2016 Colonial Athletic Association baseball tournament
- Teams: 6
- Format: Double-elimination tournament
- Finals site: CofC Baseball Stadium at Patriot's Point; Mount Pleasant, South Carolina;
- Champions: William & Mary (2nd title)
- Winning coach: Brian Murphy (1st title)
- MVP: Josh Smith (William & Mary)

= 2016 Colonial Athletic Association baseball tournament =

American college baseball tournament

The 2016 Colonial Athletic Association baseball tournament was held at CofC Baseball Stadium at Patriot's Point in Mount Pleasant, South Carolina, from May 25 through 28. The event matched the top six teams from the CAA's regular season to determine the conference champion for the 2016 season. won their second title, and first in 15 years, and earned the Colonial Athletic Association's automatic bid to the 2016 NCAA Division I baseball tournament.

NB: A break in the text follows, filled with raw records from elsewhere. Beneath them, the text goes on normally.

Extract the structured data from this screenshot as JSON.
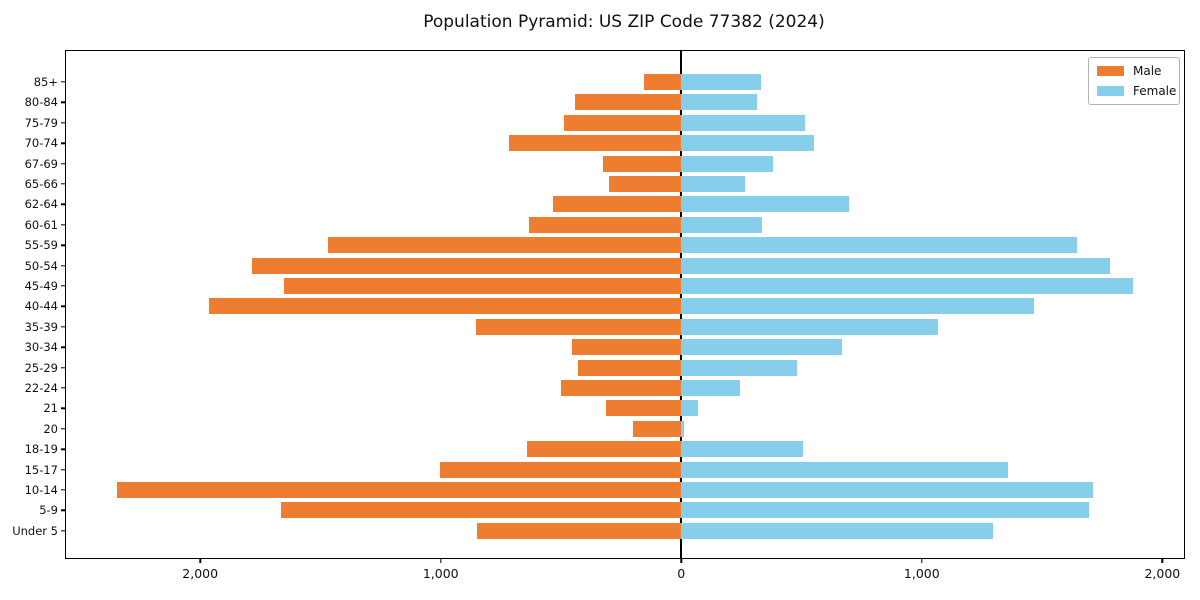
{
  "title": "Population Pyramid: US ZIP Code 77382 (2024)",
  "legend": {
    "male_label": "Male",
    "female_label": "Female"
  },
  "colors": {
    "male": "#ED7D31",
    "female": "#87CEEB",
    "axis": "#000000",
    "legend_border": "#b3b3b3",
    "background": "#ffffff"
  },
  "chart_data": {
    "type": "bar",
    "orientation": "horizontal-population-pyramid",
    "title": "Population Pyramid: US ZIP Code 77382 (2024)",
    "categories_top_to_bottom": [
      "85+",
      "80-84",
      "75-79",
      "70-74",
      "67-69",
      "65-66",
      "62-64",
      "60-61",
      "55-59",
      "50-54",
      "45-49",
      "40-44",
      "35-39",
      "30-34",
      "25-29",
      "22-24",
      "21",
      "20",
      "18-19",
      "15-17",
      "10-14",
      "5-9",
      "Under 5"
    ],
    "series": [
      {
        "name": "Male",
        "side": "left",
        "color": "#ED7D31",
        "values": [
          155,
          441,
          487,
          718,
          324,
          302,
          535,
          632,
          1468,
          1785,
          1651,
          1963,
          854,
          454,
          431,
          500,
          313,
          200,
          642,
          1004,
          2347,
          1665,
          851
        ]
      },
      {
        "name": "Female",
        "side": "right",
        "color": "#87CEEB",
        "values": [
          331,
          313,
          516,
          553,
          383,
          266,
          699,
          334,
          1644,
          1783,
          1879,
          1468,
          1066,
          667,
          481,
          244,
          71,
          12,
          504,
          1357,
          1710,
          1694,
          1294
        ]
      }
    ],
    "xlabel": "",
    "ylabel": "",
    "xlim": [
      -2558,
      2090
    ],
    "x_tick_values": [
      -2000,
      -1000,
      0,
      1000,
      2000
    ],
    "x_tick_labels": [
      "2,000",
      "1,000",
      "0",
      "1,000",
      "2,000"
    ],
    "grid": false,
    "legend_position": "upper right",
    "zero_axis_line": true
  }
}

Entering the event, UNC Wilmington had won the most championships among active teams, with four. James Madison had claimed two titles, while William & Mary, Towson, and third-year member College of Charleston each had one. Former member East Carolina won 7 titles during their tenure in the conference.

==Seeding and format==
Continuing the format adopted in 2012, the top six finishers from the regular season will compete in the double-elimination tournament. The top two teams received a single bye and played the winners of the opening round games.

| Team | W | L | Pct | GB | Pct |
|---|---|---|---|---|---|
| UNC Wilmington | 16 | 6 | .727 | — | 1 |
| William & Mary | 14 | 9 | .609 | 2.5 | 2 |
| Elon | 13 | 10 | .565 | 3.5 | 3 |
| James Madison | 13 | 11 | .542 | 4 | 4 |
| Northeastern | 12 | 11 | .522 | 4.5 | 5 |
| College of Charleston | 12 | 12 | .500 | 5 | 6 |
| Delaware | 10 | 14 | .417 | 7 | — |
| Towson | 10 | 14 | .417 | 7 | — |
| Hofstra | 5 | 18 | .217 | 11.5 | — |

==All-Tournament Team==
The following players were named to the All-Tournament Team.

| Name | School |
|---|---|
| Charles Ameer | William & Mary |
| Zack Canada | UNC Wilmington |
| Aaron Civale | Northeastern |
| Ryan Foster | UNC Wilmington |
| David Hopkins | Northeastern |
| Steven Linkous | UNC Wilmington |
| Bailey Ober | College of Charleston |
| Dan Powers | William & Mary |
| Tommy Richter | College of Charleston |
| Hunter Smith | William & Mary |
| Josh Smith | William & Mary |
| Gavin Stupienski | UNC Wilmington |

===Most Valuable Player===
Josh Smith was named Tournament Most Valuable Player. Smith was an outfielder for William & Mary, who hit a grand slam in the eight inning of the decisive championship game as part of a 3 for 5, 7-RBI game.